Send the Launch Announcement
- Tell families the one action to take.
- Link directly to the Invite or Event.
- Explain which channel remains for quick questions.
- Ask leaders to point repeat questions back to the Event.
Check Your Setup
Before sending the Announcement, confirm:
- the Unit name is recognizable
- starter Groups are simple enough to explain
- the invite plan names who is getting the first Invite
- the Event has date, time, location, RSVP deadline, and family instructions
- volunteer roles are specific enough to claim
- the Announcement links families to Woggle instead of duplicating every detail
Common Day-One Mistakes
Avoid these traps:
- Do not build every possible Group before families join.
- Do not import stale roster data without a cleanup path.
- Do not launch with a generic “please download this app” message.
- Do not make every old channel a full duplicate source of truth.
- Do not start with a low-value test event families can ignore.
- Do not promise Woggle replaces Scoutbook or official Scouting systems.
If you use open join flows, make review ownership explicit. Someone should know who is approving requests and cleaning up mismatches.

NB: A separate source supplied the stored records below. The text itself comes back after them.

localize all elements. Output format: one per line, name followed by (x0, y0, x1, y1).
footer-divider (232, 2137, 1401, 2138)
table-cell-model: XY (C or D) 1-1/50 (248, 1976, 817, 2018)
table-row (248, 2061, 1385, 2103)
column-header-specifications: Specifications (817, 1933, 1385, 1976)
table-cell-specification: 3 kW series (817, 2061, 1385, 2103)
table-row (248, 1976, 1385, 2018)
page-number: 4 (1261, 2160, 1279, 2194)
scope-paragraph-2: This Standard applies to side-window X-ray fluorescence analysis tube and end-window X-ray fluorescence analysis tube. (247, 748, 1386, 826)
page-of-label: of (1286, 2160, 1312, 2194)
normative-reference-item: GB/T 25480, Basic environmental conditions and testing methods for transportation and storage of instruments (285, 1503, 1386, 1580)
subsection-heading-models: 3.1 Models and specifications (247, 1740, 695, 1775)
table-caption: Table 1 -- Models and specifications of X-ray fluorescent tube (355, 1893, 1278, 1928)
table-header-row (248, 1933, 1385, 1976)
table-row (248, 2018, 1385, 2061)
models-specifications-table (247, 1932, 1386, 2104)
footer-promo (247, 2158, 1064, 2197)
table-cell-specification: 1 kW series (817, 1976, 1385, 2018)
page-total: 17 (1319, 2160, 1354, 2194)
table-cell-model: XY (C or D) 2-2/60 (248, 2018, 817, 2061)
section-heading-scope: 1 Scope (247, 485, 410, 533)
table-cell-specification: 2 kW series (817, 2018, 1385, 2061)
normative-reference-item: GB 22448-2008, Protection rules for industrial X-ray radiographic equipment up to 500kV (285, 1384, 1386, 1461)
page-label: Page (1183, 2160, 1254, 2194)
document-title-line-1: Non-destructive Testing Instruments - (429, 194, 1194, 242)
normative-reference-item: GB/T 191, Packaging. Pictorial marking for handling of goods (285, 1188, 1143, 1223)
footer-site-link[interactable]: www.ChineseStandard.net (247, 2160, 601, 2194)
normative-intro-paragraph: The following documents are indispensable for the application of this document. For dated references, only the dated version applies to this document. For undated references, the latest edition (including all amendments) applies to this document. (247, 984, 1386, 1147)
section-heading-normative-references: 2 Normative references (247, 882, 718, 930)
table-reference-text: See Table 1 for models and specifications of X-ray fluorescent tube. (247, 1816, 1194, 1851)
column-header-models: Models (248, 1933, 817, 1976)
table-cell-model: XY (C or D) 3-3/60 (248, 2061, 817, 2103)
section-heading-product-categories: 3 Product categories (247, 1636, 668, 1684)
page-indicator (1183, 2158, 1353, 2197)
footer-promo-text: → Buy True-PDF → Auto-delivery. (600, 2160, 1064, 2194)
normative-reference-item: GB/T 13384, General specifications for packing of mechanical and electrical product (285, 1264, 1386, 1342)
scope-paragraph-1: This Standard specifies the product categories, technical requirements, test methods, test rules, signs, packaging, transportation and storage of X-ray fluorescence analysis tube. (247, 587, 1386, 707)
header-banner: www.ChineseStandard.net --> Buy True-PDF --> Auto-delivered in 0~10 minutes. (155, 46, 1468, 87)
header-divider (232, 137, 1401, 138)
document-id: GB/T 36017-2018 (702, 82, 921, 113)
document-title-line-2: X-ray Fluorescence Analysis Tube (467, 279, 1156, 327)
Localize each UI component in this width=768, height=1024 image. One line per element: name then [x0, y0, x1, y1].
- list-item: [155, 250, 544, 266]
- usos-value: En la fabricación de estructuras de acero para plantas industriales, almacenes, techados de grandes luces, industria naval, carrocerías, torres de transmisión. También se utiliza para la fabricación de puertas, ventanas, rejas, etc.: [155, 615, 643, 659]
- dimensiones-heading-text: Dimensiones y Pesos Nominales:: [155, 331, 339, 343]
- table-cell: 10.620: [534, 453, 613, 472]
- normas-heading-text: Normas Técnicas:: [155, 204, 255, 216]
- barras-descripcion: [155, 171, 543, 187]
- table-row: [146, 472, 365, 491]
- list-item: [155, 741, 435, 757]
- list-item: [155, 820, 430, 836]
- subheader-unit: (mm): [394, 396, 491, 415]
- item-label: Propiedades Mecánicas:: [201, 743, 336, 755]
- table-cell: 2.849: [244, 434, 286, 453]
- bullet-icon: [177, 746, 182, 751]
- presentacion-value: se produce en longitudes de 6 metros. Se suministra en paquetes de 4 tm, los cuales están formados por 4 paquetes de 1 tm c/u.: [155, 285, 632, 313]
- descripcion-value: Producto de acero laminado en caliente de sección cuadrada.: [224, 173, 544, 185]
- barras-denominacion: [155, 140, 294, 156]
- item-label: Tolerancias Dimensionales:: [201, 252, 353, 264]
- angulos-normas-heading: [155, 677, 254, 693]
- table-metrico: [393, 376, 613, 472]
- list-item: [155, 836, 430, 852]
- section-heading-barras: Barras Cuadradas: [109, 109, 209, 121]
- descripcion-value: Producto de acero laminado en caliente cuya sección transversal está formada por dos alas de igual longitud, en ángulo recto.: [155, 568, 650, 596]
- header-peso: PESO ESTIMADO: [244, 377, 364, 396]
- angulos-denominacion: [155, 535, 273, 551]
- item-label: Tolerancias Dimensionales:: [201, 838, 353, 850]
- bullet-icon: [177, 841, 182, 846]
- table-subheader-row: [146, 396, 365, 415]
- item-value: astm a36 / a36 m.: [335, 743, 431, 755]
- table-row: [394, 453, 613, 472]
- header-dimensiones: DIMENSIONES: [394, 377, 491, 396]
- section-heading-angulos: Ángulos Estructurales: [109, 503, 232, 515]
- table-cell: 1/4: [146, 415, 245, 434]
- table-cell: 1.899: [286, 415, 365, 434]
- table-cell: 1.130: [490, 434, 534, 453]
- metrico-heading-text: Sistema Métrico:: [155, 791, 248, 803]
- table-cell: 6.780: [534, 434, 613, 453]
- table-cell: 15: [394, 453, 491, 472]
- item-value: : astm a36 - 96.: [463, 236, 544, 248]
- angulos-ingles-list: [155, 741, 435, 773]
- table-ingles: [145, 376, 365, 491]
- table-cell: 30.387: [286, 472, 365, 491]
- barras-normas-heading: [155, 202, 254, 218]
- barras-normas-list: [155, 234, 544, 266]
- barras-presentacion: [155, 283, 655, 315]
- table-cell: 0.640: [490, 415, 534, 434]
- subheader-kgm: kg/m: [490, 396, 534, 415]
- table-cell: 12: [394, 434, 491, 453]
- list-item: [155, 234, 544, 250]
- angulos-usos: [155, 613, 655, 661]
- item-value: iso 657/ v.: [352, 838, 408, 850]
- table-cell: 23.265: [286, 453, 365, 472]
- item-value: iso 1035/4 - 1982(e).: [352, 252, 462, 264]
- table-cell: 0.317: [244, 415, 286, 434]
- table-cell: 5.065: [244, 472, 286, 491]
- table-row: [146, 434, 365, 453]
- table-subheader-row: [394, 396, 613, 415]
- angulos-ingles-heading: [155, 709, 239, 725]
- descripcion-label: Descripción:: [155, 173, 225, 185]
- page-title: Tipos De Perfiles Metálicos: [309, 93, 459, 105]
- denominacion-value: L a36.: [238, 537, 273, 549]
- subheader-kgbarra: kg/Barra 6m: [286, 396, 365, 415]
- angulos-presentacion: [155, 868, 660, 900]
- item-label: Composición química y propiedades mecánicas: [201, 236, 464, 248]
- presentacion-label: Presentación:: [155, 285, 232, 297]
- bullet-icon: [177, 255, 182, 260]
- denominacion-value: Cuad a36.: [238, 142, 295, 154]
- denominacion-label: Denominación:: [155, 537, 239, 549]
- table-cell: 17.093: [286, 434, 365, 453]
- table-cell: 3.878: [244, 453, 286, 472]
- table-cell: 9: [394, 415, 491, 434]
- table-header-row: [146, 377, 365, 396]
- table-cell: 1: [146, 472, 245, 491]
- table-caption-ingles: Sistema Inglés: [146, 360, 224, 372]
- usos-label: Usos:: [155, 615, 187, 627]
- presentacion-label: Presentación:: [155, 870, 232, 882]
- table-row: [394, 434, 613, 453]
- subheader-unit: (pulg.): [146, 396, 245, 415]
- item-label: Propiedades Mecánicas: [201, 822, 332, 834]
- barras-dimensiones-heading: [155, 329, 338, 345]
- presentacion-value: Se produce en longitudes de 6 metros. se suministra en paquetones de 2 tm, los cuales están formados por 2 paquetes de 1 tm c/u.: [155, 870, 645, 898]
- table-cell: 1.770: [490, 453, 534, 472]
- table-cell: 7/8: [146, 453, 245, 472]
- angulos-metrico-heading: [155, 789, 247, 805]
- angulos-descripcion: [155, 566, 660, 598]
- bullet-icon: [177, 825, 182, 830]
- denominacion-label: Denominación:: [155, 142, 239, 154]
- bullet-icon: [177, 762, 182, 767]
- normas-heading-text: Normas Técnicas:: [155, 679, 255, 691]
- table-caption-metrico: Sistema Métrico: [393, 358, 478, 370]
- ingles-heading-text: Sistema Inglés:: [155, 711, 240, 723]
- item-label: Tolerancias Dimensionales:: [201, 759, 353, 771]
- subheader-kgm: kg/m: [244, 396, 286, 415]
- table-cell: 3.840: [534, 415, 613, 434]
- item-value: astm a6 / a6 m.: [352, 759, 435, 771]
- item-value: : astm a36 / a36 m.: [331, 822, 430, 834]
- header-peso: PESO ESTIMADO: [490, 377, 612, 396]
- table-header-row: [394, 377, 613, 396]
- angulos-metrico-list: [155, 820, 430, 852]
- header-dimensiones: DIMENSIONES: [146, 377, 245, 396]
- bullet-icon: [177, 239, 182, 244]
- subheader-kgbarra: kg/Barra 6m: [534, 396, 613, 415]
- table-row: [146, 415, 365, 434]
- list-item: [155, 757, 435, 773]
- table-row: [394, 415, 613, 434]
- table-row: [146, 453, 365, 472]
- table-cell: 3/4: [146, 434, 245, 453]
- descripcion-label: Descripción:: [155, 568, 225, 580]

Woggle is a coordination layer for Scout units. Scoutbook and other official systems still have their place for advancement, records, and workflows your council or unit expects. Woggle’s job is the practical operating layer around families, events, RSVPs, announcements, reminders, Groups, and volunteer follow-through.
For a broader tool-boundary guide, read What Belongs in Scoutbook, What Belongs in Chat, and What Belongs Somewhere Else.
Next Step
After the first Event closes, review what happened:
- Which families joined without help?
- Which households were confusing?
- Did leaders trust the RSVP count?
- Did volunteer roles get claimed earlier?
- Did parents ask fewer repeat questions?
- Did leaders link back to the Event instead of rewriting details?
Then improve one thing before the next Event. Add one Group, clean up a few Households, write a better event description, or invite the second parent in each Household.
Start with one useful Event, one clear Announcement, and one action families need to complete. The rest of the unit workflow can grow from there.